Ultimately the requesting system finds a trusted OAuth issuer, and it asks for a new token, given the requesting system token, be generated targeting the responding system. Once this token is issued then the requester can do http/REST/FHIR direct to the responding service endpoint using the internet for routing, with that last OAuth token. The responding system can test that OAuth token is valid.

In the healthcare scenario we might want to force an unusual nesting of prior tokens. In this way the responding service can record who/why and from where the request came from. This nesting is not typical and considered complex to implement and parse.

see:  OAuth 2.0 Token Exchange (RFC 8698)

C. Where multiple trusted third parties are needed

I think that the (B) solution can be iterated or recursed on infinitely. 

SO:

The main point of OAuth is that you get a new OAuth token issued for a given target/scope based on the OAuth token that you have. EACH OAuth authority makes a permit or deny decision; hence why an issued OAuth token is always a statement of authorization. If you were not authorized, you would not be issued a token.

In this way the authorization is established up-front; and the data transactions reuse that token until it expires. Thus, the up-front authorization may be expensive, but that token is reused 1000 times in the 60 seconds it is good for (simplified for illustration sake)

Caveat Emptor

I have no idea if the above is right. I think it is close, but I don't know.

I welcome commentors to correct me, especially if they can point at standards profiles that have been established. Especially if these standards profiles are established in general IT, not specific to healthcare. I am suspicious of healthcare experts who invent healthcare specific standards profiles.

Monday, September 29, 2025

FHIR RLS - Record Location Service

I was asked

> Does an IG for such a thing exist (FHIR RLS)? I was wondering if IHE did this? Part of MHD?

 
Not fully. IHE has PDQm, which has most of what is needed,  but no one has brought federation to IHE to solve. PDQm supports a FHIR way to do Patient Identity resolution. It supports a few models

  • Demographics to identity
  • Identifier to identity 
  • Fuzzy match to identity 
  • Search to identity 
The result is one of more Patient Identity. Some of them might be already correlated to the same individual, some may be alternatives. This is common support for a RLS.

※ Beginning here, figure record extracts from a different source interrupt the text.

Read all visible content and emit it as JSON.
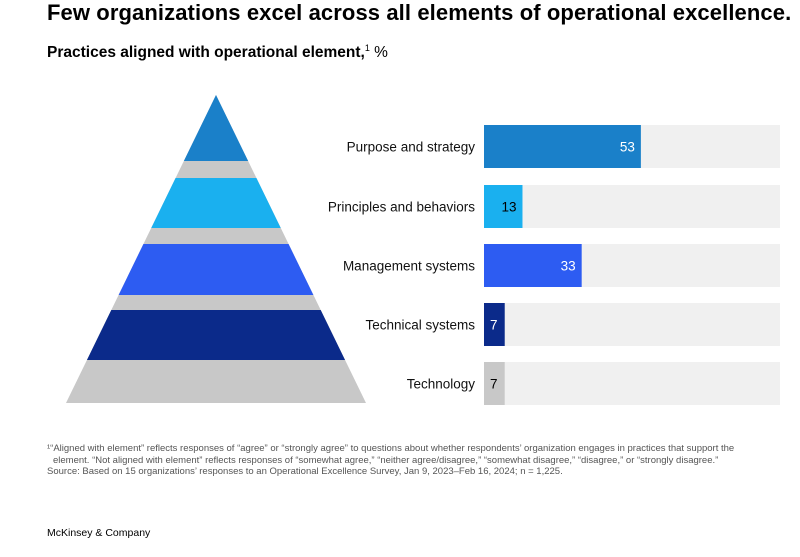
{
  "header": {
    "title": "Few organizations excel across all elements of operational excellence.",
    "subtitle": "Practices aligned with operational element,",
    "subtitle_sup": "1",
    "subtitle_unit": " %"
  },
  "chart_data": {
    "type": "bar",
    "orientation": "horizontal",
    "categories": [
      "Purpose and strategy",
      "Principles and behaviors",
      "Management systems",
      "Technical systems",
      "Technology"
    ],
    "values": [
      53,
      13,
      33,
      7,
      7
    ],
    "data_labels": [
      "53",
      "13",
      "33",
      "7",
      "7"
    ],
    "xlim": [
      0,
      100
    ],
    "unit": "%",
    "colors": [
      "#1a80c9",
      "#1ab0ef",
      "#2d5cf2",
      "#0b2a8a",
      "#c8c8c8"
    ],
    "label_colors": [
      "#ffffff",
      "#000000",
      "#ffffff",
      "#ffffff",
      "#000000"
    ],
    "track_color": "#f0f0f0",
    "pyramid_gray": "#c8c8c8"
  },
  "footer": {
    "footnote": "¹“Aligned with element” reflects responses of “agree” or “strongly agree” to questions about whether respondents’ organization engages in practices that support the element. “Not aligned with element” reflects responses of “somewhat agree,” “neither agree/disagree,” “somewhat disagree,” “disagree,” or “strongly disagree.”",
    "source": "Source: Based on 15 organizations’ responses to an Operational Excellence Survey, Jan 9, 2023–Feb 16, 2024; n = 1,225.",
    "brand": "McKinsey & Company"
  }
}
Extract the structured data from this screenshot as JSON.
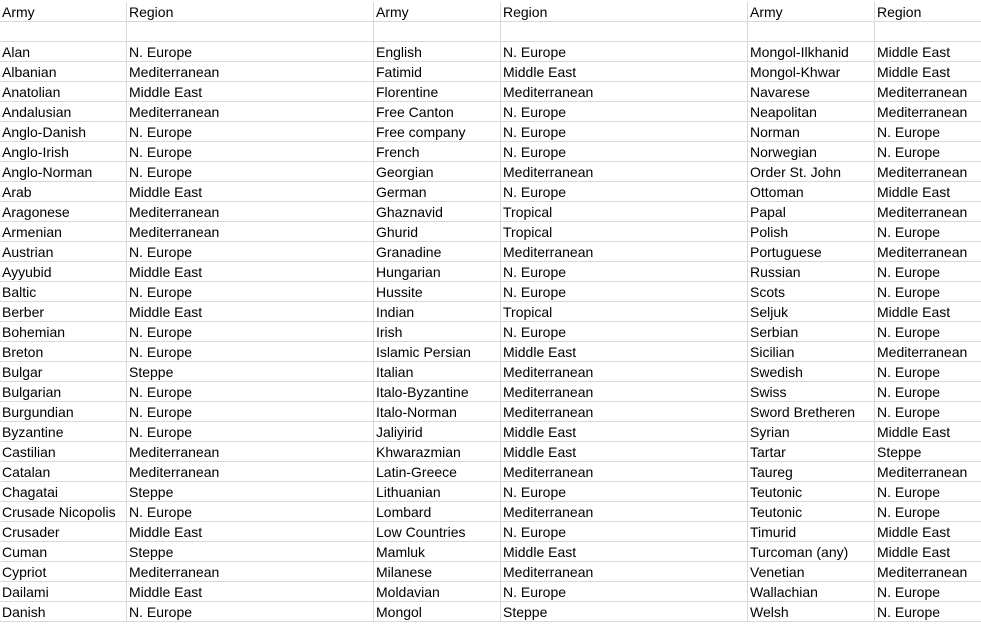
{
  "header": [
    "Army",
    "Region",
    "Army",
    "Region",
    "Army",
    "Region"
  ],
  "rows": [
    [
      "Alan",
      "N. Europe",
      "English",
      "N. Europe",
      "Mongol-Ilkhanid",
      "Middle East"
    ],
    [
      "Albanian",
      "Mediterranean",
      "Fatimid",
      "Middle East",
      "Mongol-Khwar",
      "Middle East"
    ],
    [
      "Anatolian",
      "Middle East",
      "Florentine",
      "Mediterranean",
      "Navarese",
      "Mediterranean"
    ],
    [
      "Andalusian",
      "Mediterranean",
      "Free Canton",
      "N. Europe",
      "Neapolitan",
      "Mediterranean"
    ],
    [
      "Anglo-Danish",
      "N. Europe",
      "Free company",
      "N. Europe",
      "Norman",
      "N. Europe"
    ],
    [
      "Anglo-Irish",
      "N. Europe",
      "French",
      "N. Europe",
      "Norwegian",
      "N. Europe"
    ],
    [
      "Anglo-Norman",
      "N. Europe",
      "Georgian",
      "Mediterranean",
      "Order St. John",
      "Mediterranean"
    ],
    [
      "Arab",
      "Middle East",
      "German",
      "N. Europe",
      "Ottoman",
      "Middle East"
    ],
    [
      "Aragonese",
      "Mediterranean",
      "Ghaznavid",
      "Tropical",
      "Papal",
      "Mediterranean"
    ],
    [
      "Armenian",
      "Mediterranean",
      "Ghurid",
      "Tropical",
      "Polish",
      "N. Europe"
    ],
    [
      "Austrian",
      "N. Europe",
      "Granadine",
      "Mediterranean",
      "Portuguese",
      "Mediterranean"
    ],
    [
      "Ayyubid",
      "Middle East",
      "Hungarian",
      "N. Europe",
      "Russian",
      "N. Europe"
    ],
    [
      "Baltic",
      "N. Europe",
      "Hussite",
      "N. Europe",
      "Scots",
      "N. Europe"
    ],
    [
      "Berber",
      "Middle East",
      "Indian",
      "Tropical",
      "Seljuk",
      "Middle East"
    ],
    [
      "Bohemian",
      "N. Europe",
      "Irish",
      "N. Europe",
      "Serbian",
      "N. Europe"
    ],
    [
      "Breton",
      "N. Europe",
      "Islamic Persian",
      "Middle East",
      "Sicilian",
      "Mediterranean"
    ],
    [
      "Bulgar",
      "Steppe",
      "Italian",
      "Mediterranean",
      "Swedish",
      "N. Europe"
    ],
    [
      "Bulgarian",
      "N. Europe",
      "Italo-Byzantine",
      "Mediterranean",
      "Swiss",
      "N. Europe"
    ],
    [
      "Burgundian",
      "N. Europe",
      "Italo-Norman",
      "Mediterranean",
      "Sword Bretheren",
      "N. Europe"
    ],
    [
      "Byzantine",
      "N. Europe",
      "Jaliyirid",
      "Middle East",
      "Syrian",
      "Middle East"
    ],
    [
      "Castilian",
      "Mediterranean",
      "Khwarazmian",
      "Middle East",
      "Tartar",
      "Steppe"
    ],
    [
      "Catalan",
      "Mediterranean",
      "Latin-Greece",
      "Mediterranean",
      "Taureg",
      "Mediterranean"
    ],
    [
      "Chagatai",
      "Steppe",
      "Lithuanian",
      "N. Europe",
      "Teutonic",
      "N. Europe"
    ],
    [
      "Crusade Nicopolis",
      "N. Europe",
      "Lombard",
      "Mediterranean",
      "Teutonic",
      "N. Europe"
    ],
    [
      "Crusader",
      "Middle East",
      "Low Countries",
      "N. Europe",
      "Timurid",
      "Middle East"
    ],
    [
      "Cuman",
      "Steppe",
      "Mamluk",
      "Middle East",
      "Turcoman (any)",
      "Middle East"
    ],
    [
      "Cypriot",
      "Mediterranean",
      "Milanese",
      "Mediterranean",
      "Venetian",
      "Mediterranean"
    ],
    [
      "Dailami",
      "Middle East",
      "Moldavian",
      "N. Europe",
      "Wallachian",
      "N. Europe"
    ],
    [
      "Danish",
      "N. Europe",
      "Mongol",
      "Steppe",
      "Welsh",
      "N. Europe"
    ]
  ]
}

What is missing is an indication of the community that the given identity exists within. When using MHD the assumption is that your MHD Document Responder can figure this out on the backend. This the PDQm + MHD client doesn't need to know. This gap is being discussed now. 

The second thing that is missing is some mechanism for the PDQm server to seek out partners that might have identity matches. This mechanism is not defined today in IHE XCPD, so might not need to be said for FHIR. I expect some may want that.

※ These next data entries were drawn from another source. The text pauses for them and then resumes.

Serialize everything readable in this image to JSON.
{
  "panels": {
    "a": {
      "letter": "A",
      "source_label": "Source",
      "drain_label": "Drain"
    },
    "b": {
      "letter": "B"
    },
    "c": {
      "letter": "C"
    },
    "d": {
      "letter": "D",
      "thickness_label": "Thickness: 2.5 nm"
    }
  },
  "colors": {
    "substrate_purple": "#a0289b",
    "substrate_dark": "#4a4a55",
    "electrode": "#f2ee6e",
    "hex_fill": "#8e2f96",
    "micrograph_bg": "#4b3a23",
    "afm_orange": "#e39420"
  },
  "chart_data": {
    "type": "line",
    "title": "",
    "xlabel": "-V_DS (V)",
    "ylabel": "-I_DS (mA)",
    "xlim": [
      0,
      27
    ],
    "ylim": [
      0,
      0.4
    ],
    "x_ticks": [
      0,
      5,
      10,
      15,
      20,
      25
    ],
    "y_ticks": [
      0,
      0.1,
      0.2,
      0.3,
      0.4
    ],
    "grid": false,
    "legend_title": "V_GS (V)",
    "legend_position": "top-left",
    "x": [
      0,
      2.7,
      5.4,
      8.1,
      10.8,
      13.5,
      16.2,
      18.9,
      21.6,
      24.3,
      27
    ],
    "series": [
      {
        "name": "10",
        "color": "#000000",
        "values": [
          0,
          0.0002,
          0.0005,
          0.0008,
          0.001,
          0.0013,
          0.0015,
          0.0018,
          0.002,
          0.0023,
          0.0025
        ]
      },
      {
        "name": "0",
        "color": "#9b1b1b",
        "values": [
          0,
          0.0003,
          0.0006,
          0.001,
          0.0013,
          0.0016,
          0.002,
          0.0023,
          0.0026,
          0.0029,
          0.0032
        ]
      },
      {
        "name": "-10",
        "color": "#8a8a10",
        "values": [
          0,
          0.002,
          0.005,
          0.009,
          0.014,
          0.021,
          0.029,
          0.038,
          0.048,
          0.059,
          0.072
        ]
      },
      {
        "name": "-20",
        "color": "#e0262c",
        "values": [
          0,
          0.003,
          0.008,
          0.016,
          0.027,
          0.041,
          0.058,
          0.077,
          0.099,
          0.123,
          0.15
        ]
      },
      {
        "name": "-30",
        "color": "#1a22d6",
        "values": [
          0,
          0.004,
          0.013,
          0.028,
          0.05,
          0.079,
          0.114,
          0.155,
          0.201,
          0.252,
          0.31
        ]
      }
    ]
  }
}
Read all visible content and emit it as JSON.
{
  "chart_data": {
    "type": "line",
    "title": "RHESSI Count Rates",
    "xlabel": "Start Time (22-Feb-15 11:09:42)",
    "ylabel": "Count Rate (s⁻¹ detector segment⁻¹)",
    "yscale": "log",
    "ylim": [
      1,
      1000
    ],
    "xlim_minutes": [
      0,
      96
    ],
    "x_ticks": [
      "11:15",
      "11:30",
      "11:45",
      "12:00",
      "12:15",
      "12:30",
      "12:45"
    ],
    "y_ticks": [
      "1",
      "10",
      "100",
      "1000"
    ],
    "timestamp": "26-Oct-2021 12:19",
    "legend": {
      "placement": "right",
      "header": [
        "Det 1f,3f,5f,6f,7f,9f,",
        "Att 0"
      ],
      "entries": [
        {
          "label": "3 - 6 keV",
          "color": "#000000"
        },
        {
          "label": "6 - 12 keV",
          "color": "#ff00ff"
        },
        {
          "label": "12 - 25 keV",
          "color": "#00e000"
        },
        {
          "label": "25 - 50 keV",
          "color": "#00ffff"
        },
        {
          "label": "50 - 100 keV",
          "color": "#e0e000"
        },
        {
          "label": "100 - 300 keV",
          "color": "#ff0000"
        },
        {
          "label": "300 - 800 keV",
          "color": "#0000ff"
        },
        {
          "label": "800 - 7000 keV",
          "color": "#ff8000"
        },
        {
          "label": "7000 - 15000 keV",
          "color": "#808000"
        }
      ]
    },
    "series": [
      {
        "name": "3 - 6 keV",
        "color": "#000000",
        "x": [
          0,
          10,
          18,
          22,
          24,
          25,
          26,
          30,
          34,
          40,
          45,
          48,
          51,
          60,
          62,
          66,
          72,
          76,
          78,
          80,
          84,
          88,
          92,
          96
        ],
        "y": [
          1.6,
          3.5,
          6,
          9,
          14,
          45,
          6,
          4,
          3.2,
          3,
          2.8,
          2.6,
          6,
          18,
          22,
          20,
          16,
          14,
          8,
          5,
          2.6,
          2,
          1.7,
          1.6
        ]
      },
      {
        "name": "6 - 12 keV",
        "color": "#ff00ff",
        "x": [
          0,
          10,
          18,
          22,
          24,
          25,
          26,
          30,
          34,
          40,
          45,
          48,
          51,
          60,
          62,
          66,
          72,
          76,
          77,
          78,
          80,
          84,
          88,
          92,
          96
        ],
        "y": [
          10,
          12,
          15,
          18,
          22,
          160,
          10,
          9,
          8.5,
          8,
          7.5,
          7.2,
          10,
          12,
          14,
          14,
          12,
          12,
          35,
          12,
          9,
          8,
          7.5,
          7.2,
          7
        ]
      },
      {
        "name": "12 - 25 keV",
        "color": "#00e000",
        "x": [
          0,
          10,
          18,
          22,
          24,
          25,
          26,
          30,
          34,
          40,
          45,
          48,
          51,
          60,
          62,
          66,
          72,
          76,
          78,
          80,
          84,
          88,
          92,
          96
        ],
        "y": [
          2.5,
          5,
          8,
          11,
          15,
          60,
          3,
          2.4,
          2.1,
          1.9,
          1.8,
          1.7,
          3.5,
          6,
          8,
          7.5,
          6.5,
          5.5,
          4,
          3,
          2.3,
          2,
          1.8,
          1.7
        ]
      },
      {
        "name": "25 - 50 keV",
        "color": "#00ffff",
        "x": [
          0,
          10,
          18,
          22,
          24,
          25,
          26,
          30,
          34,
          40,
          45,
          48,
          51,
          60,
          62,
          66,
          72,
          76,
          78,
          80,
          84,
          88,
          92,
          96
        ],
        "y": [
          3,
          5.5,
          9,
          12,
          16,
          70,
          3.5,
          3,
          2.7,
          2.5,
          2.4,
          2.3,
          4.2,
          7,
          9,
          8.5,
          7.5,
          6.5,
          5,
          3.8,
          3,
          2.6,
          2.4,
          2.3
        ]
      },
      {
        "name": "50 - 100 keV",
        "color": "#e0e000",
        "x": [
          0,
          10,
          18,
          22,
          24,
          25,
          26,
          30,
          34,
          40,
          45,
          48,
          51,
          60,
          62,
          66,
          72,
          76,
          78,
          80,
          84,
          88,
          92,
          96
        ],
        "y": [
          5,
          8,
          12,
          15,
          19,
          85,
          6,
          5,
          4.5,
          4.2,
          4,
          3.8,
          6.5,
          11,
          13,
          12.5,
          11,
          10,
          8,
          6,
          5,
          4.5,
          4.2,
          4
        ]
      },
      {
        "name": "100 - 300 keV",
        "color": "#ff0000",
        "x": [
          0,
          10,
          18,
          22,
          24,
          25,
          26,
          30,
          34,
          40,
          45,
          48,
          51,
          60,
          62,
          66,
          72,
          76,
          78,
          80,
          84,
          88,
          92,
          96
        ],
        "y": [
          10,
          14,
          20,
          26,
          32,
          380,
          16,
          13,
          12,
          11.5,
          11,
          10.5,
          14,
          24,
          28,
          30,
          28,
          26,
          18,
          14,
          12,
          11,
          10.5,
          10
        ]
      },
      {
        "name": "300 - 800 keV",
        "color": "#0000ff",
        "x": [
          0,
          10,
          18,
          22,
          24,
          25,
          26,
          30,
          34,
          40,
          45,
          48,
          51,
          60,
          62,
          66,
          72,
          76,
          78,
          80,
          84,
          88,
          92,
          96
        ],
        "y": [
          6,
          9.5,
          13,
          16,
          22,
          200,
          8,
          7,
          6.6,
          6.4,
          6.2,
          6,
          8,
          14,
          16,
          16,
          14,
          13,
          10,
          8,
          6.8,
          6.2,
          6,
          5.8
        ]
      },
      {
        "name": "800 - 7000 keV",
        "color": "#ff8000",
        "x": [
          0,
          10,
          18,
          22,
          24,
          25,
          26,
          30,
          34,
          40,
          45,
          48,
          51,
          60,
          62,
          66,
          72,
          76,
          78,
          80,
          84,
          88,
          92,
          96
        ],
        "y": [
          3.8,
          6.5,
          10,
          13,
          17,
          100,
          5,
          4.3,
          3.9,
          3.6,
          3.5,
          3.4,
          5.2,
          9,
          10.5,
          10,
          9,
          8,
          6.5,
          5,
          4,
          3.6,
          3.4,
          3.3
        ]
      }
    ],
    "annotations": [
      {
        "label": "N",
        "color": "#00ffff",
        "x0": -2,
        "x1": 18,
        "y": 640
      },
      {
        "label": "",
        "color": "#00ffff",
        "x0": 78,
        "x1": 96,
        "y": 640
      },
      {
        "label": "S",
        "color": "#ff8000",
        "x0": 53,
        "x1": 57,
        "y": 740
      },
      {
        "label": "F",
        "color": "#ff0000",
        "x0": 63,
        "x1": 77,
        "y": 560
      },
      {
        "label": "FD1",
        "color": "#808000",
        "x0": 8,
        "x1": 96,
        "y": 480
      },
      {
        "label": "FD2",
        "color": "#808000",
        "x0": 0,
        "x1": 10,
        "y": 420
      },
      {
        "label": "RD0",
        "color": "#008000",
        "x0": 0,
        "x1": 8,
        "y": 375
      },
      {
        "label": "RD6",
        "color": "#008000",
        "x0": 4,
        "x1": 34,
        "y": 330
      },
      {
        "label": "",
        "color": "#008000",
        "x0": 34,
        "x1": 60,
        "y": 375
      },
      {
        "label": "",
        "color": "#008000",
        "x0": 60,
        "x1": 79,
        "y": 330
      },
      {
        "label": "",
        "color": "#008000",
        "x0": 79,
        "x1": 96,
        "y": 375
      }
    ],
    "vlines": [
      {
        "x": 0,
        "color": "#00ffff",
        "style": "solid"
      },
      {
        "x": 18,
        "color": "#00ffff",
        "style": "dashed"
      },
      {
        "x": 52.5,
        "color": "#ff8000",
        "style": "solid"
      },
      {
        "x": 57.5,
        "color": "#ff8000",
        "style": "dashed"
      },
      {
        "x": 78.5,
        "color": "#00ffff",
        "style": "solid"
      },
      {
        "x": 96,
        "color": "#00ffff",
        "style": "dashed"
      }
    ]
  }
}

The third thing, that is needed, is a way to translate a community identifier to network communication mechanism. This is available in mCSD. This mechanism can work like it would for XCA, listing XCA gateways; or could be more Internet based simply listing FHIR endpoints.

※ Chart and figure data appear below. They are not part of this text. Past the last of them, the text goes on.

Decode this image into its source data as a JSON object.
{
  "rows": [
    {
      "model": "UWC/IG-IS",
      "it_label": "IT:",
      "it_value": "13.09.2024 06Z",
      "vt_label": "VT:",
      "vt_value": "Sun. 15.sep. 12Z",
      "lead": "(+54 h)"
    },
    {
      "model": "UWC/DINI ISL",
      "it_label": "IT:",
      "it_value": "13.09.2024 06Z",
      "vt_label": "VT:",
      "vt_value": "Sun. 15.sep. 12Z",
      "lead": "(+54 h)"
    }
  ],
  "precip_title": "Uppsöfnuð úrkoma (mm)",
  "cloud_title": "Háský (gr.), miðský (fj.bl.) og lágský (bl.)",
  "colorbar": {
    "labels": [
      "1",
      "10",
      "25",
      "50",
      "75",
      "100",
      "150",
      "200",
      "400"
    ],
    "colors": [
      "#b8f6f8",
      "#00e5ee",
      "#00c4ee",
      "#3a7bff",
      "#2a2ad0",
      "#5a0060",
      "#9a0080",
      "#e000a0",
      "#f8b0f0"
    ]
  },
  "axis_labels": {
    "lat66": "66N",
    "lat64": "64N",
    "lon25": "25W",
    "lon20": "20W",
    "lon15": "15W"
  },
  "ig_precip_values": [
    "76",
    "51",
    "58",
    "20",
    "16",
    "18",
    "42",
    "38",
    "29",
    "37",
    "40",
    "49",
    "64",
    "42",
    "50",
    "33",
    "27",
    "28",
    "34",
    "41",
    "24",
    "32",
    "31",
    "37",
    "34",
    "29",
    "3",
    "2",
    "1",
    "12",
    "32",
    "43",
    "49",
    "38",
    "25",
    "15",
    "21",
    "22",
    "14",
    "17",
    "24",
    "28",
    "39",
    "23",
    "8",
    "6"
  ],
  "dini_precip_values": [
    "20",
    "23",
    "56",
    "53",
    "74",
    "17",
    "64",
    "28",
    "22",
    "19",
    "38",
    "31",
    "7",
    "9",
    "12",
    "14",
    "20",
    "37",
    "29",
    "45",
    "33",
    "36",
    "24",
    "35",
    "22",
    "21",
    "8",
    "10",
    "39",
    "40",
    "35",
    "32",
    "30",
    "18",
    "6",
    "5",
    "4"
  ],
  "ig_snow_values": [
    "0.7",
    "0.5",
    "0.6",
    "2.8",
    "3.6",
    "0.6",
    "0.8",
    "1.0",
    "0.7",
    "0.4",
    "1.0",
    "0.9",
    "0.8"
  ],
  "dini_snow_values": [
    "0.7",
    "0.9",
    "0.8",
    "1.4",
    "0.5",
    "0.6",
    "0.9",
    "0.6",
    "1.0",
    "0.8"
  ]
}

There is a very good white paper from Grahame in HL7 on Intermediaries. This multiple levels of services is a vision like what IHE has with XCPD+XCA, but for full access to FHIR services. There are some solutions proposed, but no further solution defined. HL7 didn't want to work on it as it is not core, so plan was to have IHE work on it with backing from HL7. The problem is that although the problem was presented to IHE IT-Infrastructure, not enough interest in working on it came forward. Thus, a gridlock. 

These struggles, there is XCPD, which is not FHIR, but would work to find identity at community, lookup in mCSD to find, the FHIR servers.